What should be covered by the notion of “essence of the arrangement” is not specified by the GDPR. The EDPB recommends that the essence cover at least all the elements of the information referred to in Articles 13 and 14 that should already be accessible to the data subject, and for each of these elements, the arrangement should specify which joint controller is responsible for ensuring compliance with these elements. The essence of the arrangement must also indicate the contact point, if designated.
The arrangement may designate a contact point for data subjects
Article 26(1) provides the possibility for joint controllers to designate in the arrangement a contact point for data subjects. Such designation is not mandatory.
Being informed of a single way to contact possible multiple joint controllers enables data subjects to know who they can contact with regard to all issues related to the processing of their personal data. In addition, it allows multiple joint controllers to coordinate in a more efficient manner their relations and communications vis-à-vis data subjects.
For these reasons, in order to facilitate the exercise of data subjects’ rights under the GDPR, the EDPB recommends joint controllers to designate such contact point.
The contact point can be the DPO, if any, the representative in the Union (for joint controllers not established in the Union) or any other contact point where information can be obtained.
Irrespective of the terms of the arrangement, data subjects may exercise their rights in respect of and against each of the joint controllers.

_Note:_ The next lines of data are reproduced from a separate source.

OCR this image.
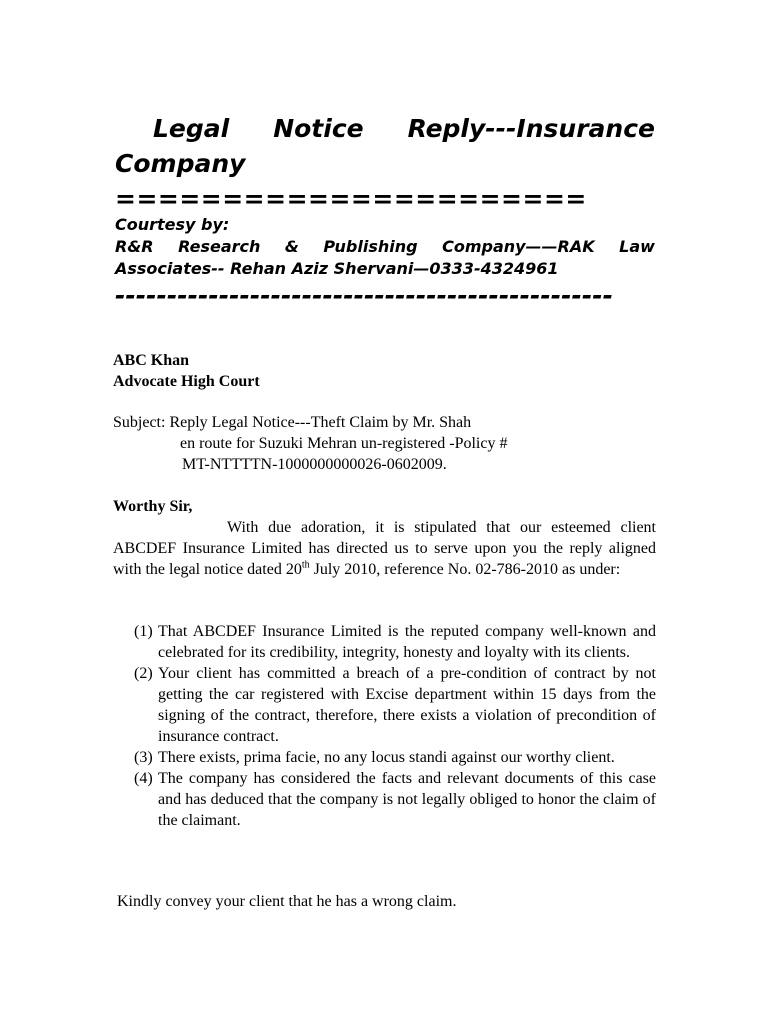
Legal Notice Reply---Insurance
Company
======================
Courtesy by:
R&R Research & Publishing Company——RAK Law
Associates-- Rehan Aziz Shervani—0333-4324961
------------------------------------------------
ABC Khan
Advocate High Court
Subject: Reply Legal Notice---Theft Claim by Mr. Shah
en route for Suzuki Mehran un-registered -Policy #
MT-NTTTTN-1000000000026-0602009.
Worthy Sir,
With due adoration, it is stipulated that our esteemed client ABCDEF Insurance Limited has directed us to serve upon you the reply aligned with the legal notice dated 20th July 2010, reference No. 02-786-2010 as under:
(1) That ABCDEF Insurance Limited is the reputed company well-known and celebrated for its credibility, integrity, honesty and loyalty with its clients.
(2) Your client has committed a breach of a pre-condition of contract by not getting the car registered with Excise department within 15 days from the signing of the contract, therefore, there exists a violation of precondition of insurance contract.
(3) There exists, prima facie, no any locus standi against our worthy client.
(4) The company has considered the facts and relevant documents of this case and has deduced that the company is not legally obliged to honor the claim of the claimant.
Kindly convey your client that he has a wrong claim.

Under Article 26(3), a data subject is not bound by the terms of the arrangement and may exercise his or her rights under the GDPR in respect of and against each of the joint data controllers.
For example, in case of joint controllers established in different Member States, or if only one of the joint controllers is established in the Union, the data subject may contact, at his or her choice, either the controller established in the Member State of his or her habitual residence or place of work, or the controller established elsewhere in the EU or in the EEA.
Even if the arrangement and the available essence of it indicate a contact point to receive and handle all data subjects’ requests, the data subjects themselves may still choose otherwise.
Therefore, it is important that joint controllers organise in advance in their arrangement how they will manage answers to requests they could receive from data subjects. In this respect, it is recommended that joint controllers communicate to the other controllers in charge or to the designated contact point, the requests received in order to be effectively handled. Requiring data subjects to contact the designated contact point or the controller in charge would impose an excessive burden on the data subject that would be contrary to the objective of facilitating the exercise of their rights under the GDPR.
Obligations towards data protection authorities
Joint controllers should organise in the arrangement the way they will communicate with the competent supervisory data protection authorities. Such communication could cover possible consultation under Article 36 of the GDPR, notification of a personal data breach, designation of a data protection officer.
It should be recalled that data protection authorities are not bound by the terms of the arrangement whether on the issue of the qualification of the parties as joint controllers or the designated contact point. Therefore, the authorities can contact any of the joint controllers to exercise their powers under Article 58 with respect to the joint processing.